Some awards are far more meaningful than others | Editorial

Bothell police officer Robert Buendia was presented with the 2014 Crisis Intervention Team Officer of the Year Award on Aug. 5. - Contributed photo/BPD
Bothell police officer Robert Buendia was presented with the 2014 Crisis Intervention Team Officer of the Year Award on Aug. 5.
— image credit: Contributed photo/BPD

There aren’t too many industries where you can win an award for basically doing your job. Most people get to work, sit in a cubical, stand all day or drive something, do their best, collect a paycheck and go home.

I enjoy being in an industry that serves the community and informs the public. I hope that what we do at the Reporter makes our communities better and the public more informed about their surroundings. It is also an industry that singles out good work with awards.

I have been lucky enough and humbled to have won a few in my career. They are not important in the grand scheme of things but like any honor, an industry award makes the recipient feel good to know that third party deems their work to be exceptional.

But awards are only as important as the effort put forth behind the work, the impact the work had on others and who is giving the award. I only bring up my own accomplishments in a way to show how insignificant we sometimes find our accomplishments to be when compared to others.

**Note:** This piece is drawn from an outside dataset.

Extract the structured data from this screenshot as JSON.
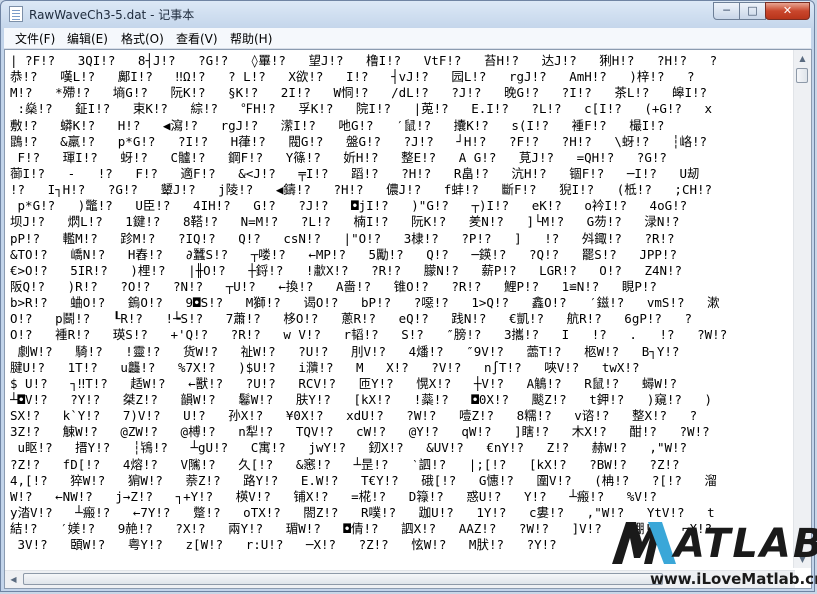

Last week we received a release from the Bothell Police Department about an award a local officer received.

Officer Robert Buendia was presented with the 2014 Crisis Intervention Team Officer of the Year Award on Aug. 5. The annual award recognizes outstanding work by criminal justice personnel in the safe and effective use of crisis intervention techniques in responding to persons in mental-health crisis. The award was sponsored by the Washington State Criminal Justice Training Commission, the CIT-King County program in partnership with King County Mental Health, Chemical Abuse and Dependency Services Division through the Mental Illness and Drug Dependency Plan (MIDD), and the Marion County Crisis Outreach Response Team (OR).

Buendia received the award based in part on his response to a call involving a suicidal woman. The woman was a recent victim of a sexual assault and she was very upset after finding out the case did not have sufficient evidence for prosecution. The woman had a gun and was making threats to shoot herself.

Buendia talked with the woman on the phone and through a partially open door. With some help from another officer, Buendia was eventually able to convince the woman to put the gun away and come out.

“Officer Buendia is an excellent example of how the skills learned at CIT can be applied every day to enrich not only our department, but our entire community,” Bothell police Capt. Mike Johnson said.

Buendia is one of many public servants we are all proud to have protecting us and our families in Northshore. The situation described plays out more than any of us would like to know and there are many times these events do not end well. The events leading up to someone becoming despondent enough to threaten to kill themselves can be as varied as the subject themselves. Rape is a particularly heinous crime and to think that the victim won’t get justice is disgusting.

But this time, in this incident, Buendia was able to use his training and intelligence to defuse the situation. And while the victim will have to find a way to deal with the trauma and aftermath of the original incident, she is alive thanks to Buendia.

But winning awards are not why police officers do their job and it was obviously the absolute furthest thing from Buendia’s mind at the time.

His award looks like what you would think. It is crystal with some nice embossing and probably glimmers in the light. But it stands for more than a nice moment in front of colleagues, something to put in a display cabinet or something to show off to friends. It represents a life saved. It represents a job well done in a line of work where a bad day can mean someone didn’t go home to their family.

For Buendia, the event was not just about doing a good job. It was about the person he was talking with.

“Officer Buendia did an outstanding job interacting with the female before and after she surrendered,” Johnson said. “Officer Buendia understood how to treat the person at the conclusion of the event and put the entire call into context which resulted in a very positive outcome for all involved. Officer Buendia’s actions this day may have saved this woman.”

Matt Phelps is the editor of the Bothell/Kenmore Reporter.